Zwiedzanie Toskanii dzień trzeci
I. Montalcino
Kolejne niewielkie średniowieczne miasteczko położone na wzgórzu. Kiedy będziemy dojeżdżać do miasta po drodze miniemy dużą enotecę gdzie warto kupić bardzo dobre wino Brunello di Montalcino. Główne zabytki Montalcino to Forteca z 1361 roku znajdująca sie troche powyżej miasta. Warto wejść na mury i zrobić zdjęcia gdyż nic nie przesłania widoku z niej. Gdy już zwiedzimy fortece należy skierować się do placu Piazza del Popolo gdzie stoi ratusz z charakterystyczną wysoką wieżą oraz renesansowa budowla La Loggia gdzie co niedziele odbywa się targ. W tym miejscu, a dokładnie pod zabytkowymi arkadami składającymi się z 6 łuków zrobiliśmy przerwę na obiad w restauracji Alle Logge di Piazza. Z okna restauracji jest przepiękny widok na dolinę, my jednak woleliśmy zostać na świeżym powietrzu pod arkadami.
II. San Quirico d’Orcia
Tak jak wcześniej pisałem miejscowość tą można uznać za tzw. bramę do doliny Val d’orcia. Miasteczko to jest niezwykle małe, otoczone murami, znajduje się na północnym brzegu Val d’Orcia w południowej Toskanii. Zaczynając zwiedzanie pięknej trasy z alejkami cyprysowymi, warto na chwilę wstąpić do miasteczka, aby nabrać sił do eksplorowania całej doliny wraz z innymi miejscowościami. Szczególnie na małym placyku Piazza Dell Liberta, popijając podwójne espresso.
III. Bagni Vignoni
Uzdrowisko jest położone na zboczu wzgórza Vignoni, początki miasta sięgają czasów rzymskich. W centralnym punkcie miasta zamiast placu jest duży kamienny basen w kształcie prostokąta z wodą termalną. Dookoła tego niezwykłego basenu znajdują się różne zabytkowe domy oraz tawerny co tworzy niespotykany widok. Temperatura wody dochodzi do 51 stopni, ma ona lecznicze działanie na choroby reumatyczne i neurologiczne. Kąpiel jednak jest zabroniona, natomiast poniżej gdzie spływa woda można korzystać z termalnych źródeł. My jednak woleliśmy wykorzystać słynne darmowe źródła termalne w miejscowości Bagni San Filippo.
IV. Castiglione d’Orcia
Miejscowość tą polecam wszystkim, którzy chcą zobaczyć jak toczy się życie w typowej włoskiej wiosce. Populacja miejscowości to zaledwie 2,5 tys. mieszkańców.
Głównymi zabytkami są wybudowana na wapiennym wzgórzu wieża Rocca di Tentennano oraz plac Piazza Vecchietta.
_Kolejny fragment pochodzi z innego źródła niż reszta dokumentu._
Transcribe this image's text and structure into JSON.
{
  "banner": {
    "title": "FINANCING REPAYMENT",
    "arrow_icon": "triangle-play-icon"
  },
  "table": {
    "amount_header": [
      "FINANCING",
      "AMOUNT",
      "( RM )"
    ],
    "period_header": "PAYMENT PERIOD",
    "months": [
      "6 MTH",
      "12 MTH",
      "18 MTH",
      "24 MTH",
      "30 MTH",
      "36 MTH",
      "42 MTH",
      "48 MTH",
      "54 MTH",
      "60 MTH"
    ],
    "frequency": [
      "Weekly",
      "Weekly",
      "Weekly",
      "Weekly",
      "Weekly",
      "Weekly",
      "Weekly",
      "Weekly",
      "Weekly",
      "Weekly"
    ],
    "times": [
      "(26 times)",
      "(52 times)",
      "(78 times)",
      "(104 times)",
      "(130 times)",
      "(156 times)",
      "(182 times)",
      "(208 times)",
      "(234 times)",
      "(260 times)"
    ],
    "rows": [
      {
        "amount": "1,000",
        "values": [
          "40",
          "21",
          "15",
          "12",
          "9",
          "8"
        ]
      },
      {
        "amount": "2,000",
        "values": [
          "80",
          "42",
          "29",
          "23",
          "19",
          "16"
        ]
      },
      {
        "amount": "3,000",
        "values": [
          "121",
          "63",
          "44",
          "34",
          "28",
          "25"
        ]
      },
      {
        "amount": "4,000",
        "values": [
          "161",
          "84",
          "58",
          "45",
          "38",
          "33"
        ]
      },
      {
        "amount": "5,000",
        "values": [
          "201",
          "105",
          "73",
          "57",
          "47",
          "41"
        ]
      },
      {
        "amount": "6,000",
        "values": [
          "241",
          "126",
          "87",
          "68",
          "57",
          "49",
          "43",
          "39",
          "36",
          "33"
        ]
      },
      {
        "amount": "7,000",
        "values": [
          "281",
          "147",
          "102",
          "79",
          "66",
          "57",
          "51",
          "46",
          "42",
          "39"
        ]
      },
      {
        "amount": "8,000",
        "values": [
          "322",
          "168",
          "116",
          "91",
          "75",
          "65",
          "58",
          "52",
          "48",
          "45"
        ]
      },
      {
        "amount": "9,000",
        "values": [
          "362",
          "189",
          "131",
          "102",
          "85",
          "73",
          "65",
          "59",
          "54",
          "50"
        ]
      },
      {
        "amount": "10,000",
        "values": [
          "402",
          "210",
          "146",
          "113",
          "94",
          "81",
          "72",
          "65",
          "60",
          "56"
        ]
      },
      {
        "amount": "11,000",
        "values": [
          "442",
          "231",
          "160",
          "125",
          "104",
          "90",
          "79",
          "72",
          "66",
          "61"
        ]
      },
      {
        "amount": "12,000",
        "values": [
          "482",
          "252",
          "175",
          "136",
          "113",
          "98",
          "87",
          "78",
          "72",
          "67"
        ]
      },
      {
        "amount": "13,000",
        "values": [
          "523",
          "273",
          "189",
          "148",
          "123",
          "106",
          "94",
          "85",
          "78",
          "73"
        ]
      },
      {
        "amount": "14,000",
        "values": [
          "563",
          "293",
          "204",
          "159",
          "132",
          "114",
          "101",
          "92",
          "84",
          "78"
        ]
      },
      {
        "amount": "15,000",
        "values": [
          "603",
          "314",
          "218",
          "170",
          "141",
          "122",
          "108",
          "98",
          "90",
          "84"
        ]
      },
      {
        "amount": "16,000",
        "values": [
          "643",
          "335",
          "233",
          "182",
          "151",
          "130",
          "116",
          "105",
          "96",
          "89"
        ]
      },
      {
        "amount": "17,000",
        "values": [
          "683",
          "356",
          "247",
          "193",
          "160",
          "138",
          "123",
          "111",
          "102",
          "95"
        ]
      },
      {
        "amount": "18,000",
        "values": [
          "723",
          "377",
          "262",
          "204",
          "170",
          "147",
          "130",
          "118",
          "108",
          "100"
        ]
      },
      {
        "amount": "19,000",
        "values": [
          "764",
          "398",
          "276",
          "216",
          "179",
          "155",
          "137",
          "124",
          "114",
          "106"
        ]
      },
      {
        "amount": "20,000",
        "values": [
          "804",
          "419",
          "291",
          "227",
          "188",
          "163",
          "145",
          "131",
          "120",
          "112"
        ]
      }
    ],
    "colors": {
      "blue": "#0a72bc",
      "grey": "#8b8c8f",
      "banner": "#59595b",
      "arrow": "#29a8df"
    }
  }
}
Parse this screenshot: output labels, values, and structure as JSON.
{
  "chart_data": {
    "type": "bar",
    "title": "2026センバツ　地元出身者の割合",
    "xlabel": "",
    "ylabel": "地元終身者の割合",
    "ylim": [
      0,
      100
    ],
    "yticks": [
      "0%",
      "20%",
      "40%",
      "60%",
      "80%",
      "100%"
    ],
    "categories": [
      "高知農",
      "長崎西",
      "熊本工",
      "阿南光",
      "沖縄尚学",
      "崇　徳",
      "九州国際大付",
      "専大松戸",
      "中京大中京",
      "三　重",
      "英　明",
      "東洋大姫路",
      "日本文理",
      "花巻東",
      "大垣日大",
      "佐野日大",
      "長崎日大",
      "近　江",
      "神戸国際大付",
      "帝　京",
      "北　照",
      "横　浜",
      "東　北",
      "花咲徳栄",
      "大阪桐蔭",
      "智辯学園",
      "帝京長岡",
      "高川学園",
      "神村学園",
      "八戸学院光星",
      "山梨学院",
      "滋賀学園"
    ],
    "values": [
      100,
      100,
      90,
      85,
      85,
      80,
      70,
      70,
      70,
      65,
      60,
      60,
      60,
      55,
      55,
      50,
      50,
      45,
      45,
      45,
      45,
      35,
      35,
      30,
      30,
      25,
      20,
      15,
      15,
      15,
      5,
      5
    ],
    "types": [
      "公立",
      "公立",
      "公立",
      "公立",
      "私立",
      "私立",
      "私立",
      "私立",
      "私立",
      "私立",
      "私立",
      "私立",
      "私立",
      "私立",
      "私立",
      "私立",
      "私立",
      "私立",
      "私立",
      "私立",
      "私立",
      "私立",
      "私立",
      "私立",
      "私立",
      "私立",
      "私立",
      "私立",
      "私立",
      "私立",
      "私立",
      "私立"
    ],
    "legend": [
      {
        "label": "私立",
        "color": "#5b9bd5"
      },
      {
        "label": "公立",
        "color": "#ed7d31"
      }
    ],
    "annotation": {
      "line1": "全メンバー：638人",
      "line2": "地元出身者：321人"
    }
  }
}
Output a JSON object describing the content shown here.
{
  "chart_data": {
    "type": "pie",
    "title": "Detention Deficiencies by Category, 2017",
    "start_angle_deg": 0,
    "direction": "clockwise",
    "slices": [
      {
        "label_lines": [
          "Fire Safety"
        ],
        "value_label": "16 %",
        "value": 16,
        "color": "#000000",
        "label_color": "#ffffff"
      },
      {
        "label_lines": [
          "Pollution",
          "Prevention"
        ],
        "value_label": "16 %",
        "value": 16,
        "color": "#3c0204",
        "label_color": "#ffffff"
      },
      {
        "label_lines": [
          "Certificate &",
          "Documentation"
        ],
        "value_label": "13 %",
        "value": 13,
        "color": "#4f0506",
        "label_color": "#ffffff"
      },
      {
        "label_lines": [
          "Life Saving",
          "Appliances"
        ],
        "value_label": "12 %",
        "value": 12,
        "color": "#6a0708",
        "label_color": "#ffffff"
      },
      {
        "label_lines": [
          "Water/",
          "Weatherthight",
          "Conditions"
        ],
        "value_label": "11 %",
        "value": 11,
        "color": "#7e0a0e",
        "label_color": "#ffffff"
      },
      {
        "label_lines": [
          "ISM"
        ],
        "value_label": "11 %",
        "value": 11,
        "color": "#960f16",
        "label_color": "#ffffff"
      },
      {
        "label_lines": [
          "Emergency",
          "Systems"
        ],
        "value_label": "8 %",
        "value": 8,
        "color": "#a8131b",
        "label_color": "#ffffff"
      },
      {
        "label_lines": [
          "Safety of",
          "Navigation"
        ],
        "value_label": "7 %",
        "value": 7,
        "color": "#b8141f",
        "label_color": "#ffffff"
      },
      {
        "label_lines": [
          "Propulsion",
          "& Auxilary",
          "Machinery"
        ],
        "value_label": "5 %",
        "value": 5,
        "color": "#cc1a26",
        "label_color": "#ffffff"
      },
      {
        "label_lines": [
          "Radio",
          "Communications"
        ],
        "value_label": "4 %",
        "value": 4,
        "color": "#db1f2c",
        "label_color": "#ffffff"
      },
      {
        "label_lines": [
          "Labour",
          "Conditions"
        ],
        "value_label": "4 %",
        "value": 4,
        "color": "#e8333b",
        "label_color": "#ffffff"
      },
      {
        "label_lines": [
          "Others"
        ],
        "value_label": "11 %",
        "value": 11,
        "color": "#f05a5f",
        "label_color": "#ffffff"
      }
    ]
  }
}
Plac ten ma charakterystyczne czerwone pasy zrobione z cegły, które go przecinają. Wyłożony jest kamiennym brukiem, w centralnym miejscu znajduje się studnia. Na placu tym nie ma żadnych trattorii ani sklepów, w tym miejscu bawią się dzieci mieszkające w Castiglione d’ Orcia. Jest to jedyny w swoim rodzaju plac jaki widzialem, opustoszały ale jednak piękny i niepowtarzalny. W najstarszej dzielnicy miasta tzw Colle Alta budynki maja bardzo surową zabudowę, wybudowane są na dużych stromiznach.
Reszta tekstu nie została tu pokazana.